GPU-Accelerated Primal Learning for Extremely Fast Large-Scale Classification
One of the most efficient methods to solve L2 -regularized primal problems, such as logistic regression and linear support vector machine (SVM) classification, is the widely used trust region Newton algorithm, TRON. While TRON has recently been shown to enjoy substantial speedups on shared-memory multi-core systems, exploiting graphical processing units (GPUs) to speed up the method is significantly more difficult, owing to the highly complex and heavily sequential nature of the algorithm. In this work, we show that using judicious GPU-optimization principles, TRON training time for different losses and feature representations may be drastically reduced. For sparse feature sets, we show that using GPUs to train logistic regression classifiers in LIBLINEAR is up to an order-of-magnitude faster than solely using multithreading. For dense feature sets (which impose far more stringent memory constraints), we show that GPUs substantially reduce the lengthy SVM learning times required for state-of-the-art proteomics analysis, leading to dramatic improvements over recently proposed speedups. Furthermore, we show how GPU speedups may be mixed with multithreading to enable such speedups when the dataset is too large for GPU memory requirements; on a massive dense proteomics dataset of nearly a quarter-billion data instances, these mixed-architecture speedups reduce SVM analysis time from over half a week to less than a single day while using limited GPU memory.
Code for Experiments
All source code from the paper is available in the tarball tronGpu_neurips2020.tgz. To run the experiments from the paper described below, please decompress this tarball and navigate to the resulting directory.
Primal GPU Optimizations for Logistic Regression in LIBLINEAR
Directories and corresponding methods from the paper:
tronLrMix: TRON-LR-MIX in the paper
tronLrGpu0: TRON-LR-GPU0 in the paper<
tronLrGpu: TRON-LR-GPU in the paper
liblinear: standard single-threaded version of LIBLINEAR used to measure speedups in the paper
liblinear-multicore-2.30: TRON-LR-CPU in the paper, the multithread-optimized version of LIBLINEAR
To run the experiments in the paper, set the value of the variable NR to the maximum number of supported
compute threads on your linux machine and run the following command:
./runLr.sh
The above script will build all the solvers,
download the benchmark datasets, and test the various methods (see
runLr.sh for further details). CUDA 10.0 (or greater) must be
installed and in your path, as well as g++/gcc and CMake.
Running the above command will write the outputs of the various timings tests to corresponding files in the run directory. An
example reported runtime in an output file will look like:
"Training took = 368.448910 seconds wall clock time."
Primal GPU Optimizations for SVM Learning in Percolator (Proteomics Analysis Software)
Directories and corresponding methods from the paper:
tronSvmGpu: TRON-SVM-GPU in the paper
tronSvmMix: TRON-SVM-MIX in the paper
tronSvmCPU: TRON-SVM-CPU in the paper (also includes the multithread-optimized version of L2-SVM-MFN)

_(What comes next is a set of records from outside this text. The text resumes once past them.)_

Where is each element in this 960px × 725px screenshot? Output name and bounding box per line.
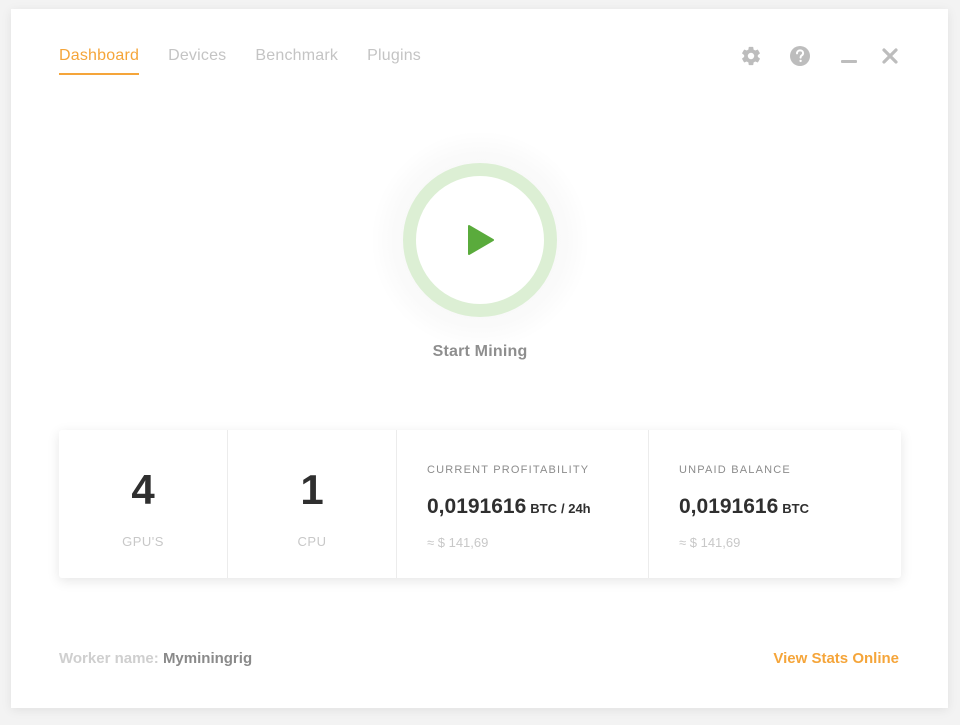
app-window: Dashboard Devices Benchmark Plugins Star… bbox=[11, 9, 948, 708]
tab-devices[interactable]: Devices bbox=[168, 47, 226, 75]
start-mining-area bbox=[369, 129, 591, 351]
play-icon bbox=[468, 225, 494, 255]
start-mining-button[interactable] bbox=[403, 163, 557, 317]
profitability-amount: 0,0191616 bbox=[427, 495, 527, 518]
profitability-value: 0,0191616 BTC / 24h bbox=[427, 495, 591, 519]
balance-fiat: ≈ $ 141,69 bbox=[679, 535, 741, 550]
cpu-label: CPU bbox=[297, 534, 327, 549]
tab-dashboard[interactable]: Dashboard bbox=[59, 47, 140, 75]
profitability-fiat: ≈ $ 141,69 bbox=[427, 535, 489, 550]
profitability-title: CURRENT PROFITABILITY bbox=[427, 464, 590, 476]
minimize-icon[interactable] bbox=[838, 45, 860, 67]
gpu-label: GPU'S bbox=[122, 534, 164, 549]
gear-icon[interactable] bbox=[740, 45, 762, 67]
balance-amount: 0,0191616 bbox=[679, 495, 779, 518]
balance-title: UNPAID BALANCE bbox=[679, 464, 791, 476]
profitability-unit: BTC bbox=[530, 501, 557, 516]
tab-plugins[interactable]: Plugins bbox=[367, 47, 421, 75]
cpu-count: 1 bbox=[300, 466, 324, 513]
balance-stat: UNPAID BALANCE 0,0191616 BTC ≈ $ 141,69 bbox=[649, 430, 901, 578]
stats-card: 4 GPU'S 1 CPU CURRENT PROFITABILITY 0,01… bbox=[59, 430, 901, 578]
worker-name-label: Worker name: bbox=[59, 650, 159, 667]
start-mining-label: Start Mining bbox=[432, 343, 528, 360]
view-stats-online-link[interactable]: View Stats Online bbox=[773, 650, 899, 667]
gpu-count: 4 bbox=[131, 466, 155, 513]
balance-unit: BTC bbox=[782, 501, 809, 516]
profitability-period: / 24h bbox=[561, 501, 591, 516]
cpu-stat: 1 CPU bbox=[228, 430, 397, 578]
main-tabs: Dashboard Devices Benchmark Plugins bbox=[59, 47, 450, 75]
balance-value: 0,0191616 BTC bbox=[679, 495, 809, 519]
profitability-stat: CURRENT PROFITABILITY 0,0191616 BTC/ 24h … bbox=[397, 430, 649, 578]
worker-name: Worker name: Myminingrig bbox=[59, 650, 252, 667]
close-icon[interactable] bbox=[879, 45, 901, 67]
help-icon[interactable] bbox=[789, 45, 811, 67]
tab-benchmark[interactable]: Benchmark bbox=[255, 47, 338, 75]
window-controls bbox=[740, 45, 901, 67]
worker-name-value: Myminingrig bbox=[162, 650, 253, 667]
gpu-stat: 4 GPU'S bbox=[59, 430, 228, 578]
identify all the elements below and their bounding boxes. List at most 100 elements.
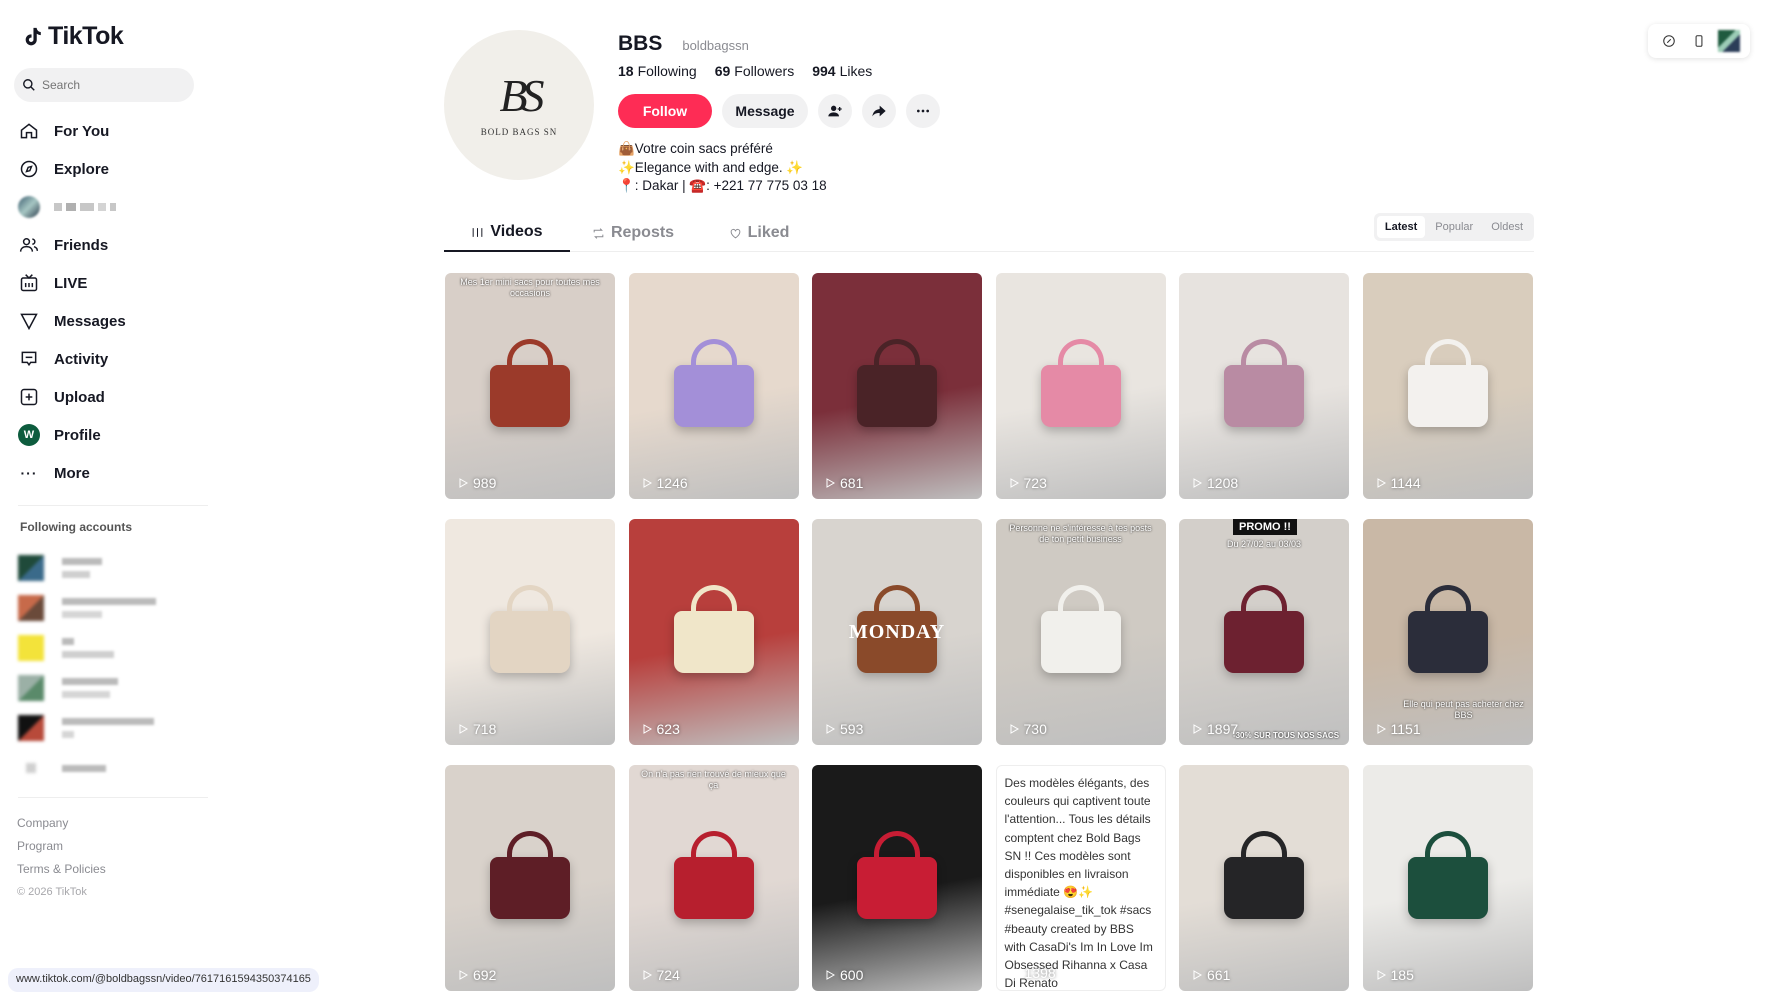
- profile-bio: 👜Votre coin sacs préféré ✨Elegance with …: [618, 140, 827, 196]
- nav-upload[interactable]: Upload: [18, 378, 126, 416]
- play-icon: [1193, 970, 1203, 980]
- following-account-item[interactable]: [18, 588, 156, 628]
- view-count-value: 718: [473, 721, 497, 737]
- tab-videos[interactable]: Videos: [444, 214, 570, 252]
- video-tile[interactable]: 661: [1179, 765, 1349, 991]
- nav-label: Messages: [54, 312, 126, 330]
- view-count: 989: [457, 475, 496, 491]
- search-bar[interactable]: [14, 68, 194, 102]
- nav-blurred-account[interactable]: [18, 188, 126, 226]
- following-account-item[interactable]: [18, 548, 156, 588]
- view-count-value: 1208: [1207, 475, 1239, 491]
- top-right-toolbar: [1648, 24, 1750, 58]
- view-count: 724: [641, 967, 680, 983]
- profile-picture[interactable]: BS BOLD BAGS SN: [444, 30, 594, 180]
- view-count-value: 692: [473, 967, 497, 983]
- video-tile[interactable]: 1144: [1362, 273, 1533, 499]
- sort-popular[interactable]: Popular: [1427, 216, 1481, 238]
- tiktok-logo[interactable]: TikTok: [22, 22, 124, 51]
- view-count: 623: [641, 721, 680, 737]
- video-tile[interactable]: 623: [628, 519, 799, 745]
- following-account-item[interactable]: [18, 668, 156, 708]
- following-stat[interactable]: 18 Following: [618, 63, 697, 79]
- video-tile[interactable]: 1151 Elle qui peut pas acheter chez BBS: [1362, 519, 1533, 745]
- profile-avatar: W: [18, 424, 40, 446]
- video-tile[interactable]: 724 On n'a pas rien trouvé de mieux que ç…: [628, 765, 799, 991]
- live-icon: [18, 272, 40, 294]
- video-tile[interactable]: 1246: [628, 273, 799, 499]
- likes-label: Likes: [839, 63, 873, 79]
- profile-monogram: BS: [499, 70, 544, 121]
- view-count: 1246: [641, 475, 688, 491]
- search-input[interactable]: [42, 78, 182, 92]
- following-account-item[interactable]: [18, 708, 156, 748]
- video-tile[interactable]: 593 MONDAY: [812, 519, 982, 745]
- following-account-item[interactable]: [18, 628, 156, 668]
- nav-activity[interactable]: Activity: [18, 340, 126, 378]
- video-tile[interactable]: Mes 1er mini sacs pour toutes mes occasi…: [445, 273, 615, 499]
- play-icon: [1010, 478, 1019, 488]
- view-count-value: 724: [656, 967, 680, 983]
- get-app-button[interactable]: [1688, 30, 1710, 52]
- share-button[interactable]: [862, 94, 896, 128]
- nav-friends[interactable]: Friends: [18, 226, 126, 264]
- profile-brand-text: BOLD BAGS SN: [480, 127, 558, 137]
- bag-thumbnail: [1224, 365, 1304, 427]
- message-button[interactable]: Message: [722, 94, 808, 128]
- video-tile[interactable]: 681: [812, 273, 982, 499]
- bag-thumbnail: [1407, 365, 1488, 427]
- status-url: www.tiktok.com/@boldbagssn/video/7617161…: [8, 968, 319, 992]
- play-icon: [826, 478, 836, 488]
- view-count: 1144: [1375, 475, 1421, 491]
- view-count: 1208: [1191, 475, 1238, 491]
- video-tile[interactable]: 718: [445, 519, 615, 745]
- video-tile[interactable]: 185: [1362, 765, 1533, 991]
- view-count-value: 723: [1023, 475, 1047, 491]
- following-account-item[interactable]: [18, 748, 156, 788]
- tab-reposts[interactable]: Reposts: [570, 214, 696, 252]
- tab-label: Liked: [747, 224, 790, 241]
- account-avatar: [26, 763, 36, 773]
- coins-button[interactable]: [1658, 30, 1680, 52]
- bag-handle: [1241, 585, 1287, 613]
- sort-latest[interactable]: Latest: [1376, 216, 1426, 238]
- nav-explore[interactable]: Explore: [18, 150, 126, 188]
- nav-profile[interactable]: W Profile: [18, 416, 126, 454]
- video-tile[interactable]: 600: [812, 765, 982, 991]
- bag-thumbnail: [1407, 857, 1488, 919]
- bag-handle: [507, 831, 553, 859]
- monday-overlay: MONDAY: [848, 621, 946, 643]
- follow-button[interactable]: Follow: [618, 94, 712, 128]
- more-icon: ···: [20, 465, 38, 481]
- profile-handle: boldbagssn: [682, 38, 749, 53]
- video-tile[interactable]: 1208: [1179, 273, 1349, 499]
- sort-oldest[interactable]: Oldest: [1483, 216, 1531, 238]
- view-count-value: 623: [656, 721, 680, 737]
- video-tile[interactable]: Des modèles élégants, des couleurs qui c…: [995, 765, 1166, 991]
- view-count-value: 681: [840, 475, 864, 491]
- add-friend-button[interactable]: [818, 94, 852, 128]
- followers-label: Followers: [734, 63, 795, 79]
- nav-label: Activity: [54, 350, 109, 368]
- user-avatar-button[interactable]: [1718, 30, 1740, 52]
- nav-live[interactable]: LIVE: [18, 264, 126, 302]
- blurred-account-name: [62, 598, 156, 618]
- video-tile[interactable]: 692: [445, 765, 615, 991]
- followers-count: 69: [714, 63, 731, 79]
- footer-link-company[interactable]: Company: [17, 812, 106, 835]
- more-options-button[interactable]: [906, 94, 940, 128]
- following-label: Following: [637, 63, 697, 79]
- footer-link-program[interactable]: Program: [17, 835, 106, 858]
- view-count-value: 1398: [1024, 964, 1056, 981]
- tab-liked[interactable]: Liked: [696, 214, 822, 252]
- nav-more[interactable]: ··· More: [18, 454, 126, 492]
- home-icon: [18, 120, 40, 142]
- video-tile[interactable]: 723: [995, 273, 1166, 499]
- footer-link-terms[interactable]: Terms & Policies: [17, 858, 106, 881]
- phone-icon: [1695, 35, 1703, 47]
- video-tile[interactable]: Personne ne s'intéresse à tes posts de t…: [995, 519, 1166, 745]
- followers-stat[interactable]: 69 Followers: [715, 63, 794, 79]
- video-tile[interactable]: 1897 PROMO !! Du 27/02 au 03/03 -30% SUR TO…: [1179, 519, 1349, 745]
- nav-messages[interactable]: Messages: [18, 302, 126, 340]
- nav-for-you[interactable]: For You: [18, 112, 126, 150]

percolator: implementation of Percolator's current solver (L2-SVM-MFN) in wide-spread use
The multithread-optimized implementations of TRON and L2-SVM-MFN are taken directly from the recent Percolator speedup paper:
Halloran, John T., and David M. Rocke.
"A matter of time: faster Percolator analysis via efficient
SVM learning for large-scale proteomics."
Journal of proteome research 17.5 (2018): 1978-1982.
To test the implementations in the paper, set the value of the variable NR to the maximum number of supported
compute threads on your linux machine and run the following command:
./runSvm.sh
The above script will build all the solvers,
download benchmark datasets, and test the various methods (see
runSvm.sh for further details). CUDA 10.0 (or greater) must be installed and in your path, as well as g++/gcc and CMake.
Running the above command will write the outputs of the various timings tests to corresponding files in the run directory. An
example reported runtime in an output file will look like:
"SVM training took 8069 seconds wall clock time."
Note that the above experiments may require substantial analysis times for the datasets used in the paper.
PyTorch GPU/CPU Logistic Regression Solvers
The python script pyTorchLogisticRegression_rcv1.py times PyTorch GPU/CPU Gradient Descent and L-BFGS solvers and TRON (implemented in scikit-learn) for logistic regression. PyTorch and scikit-learn must be installed for these tests (python3 is also recommended).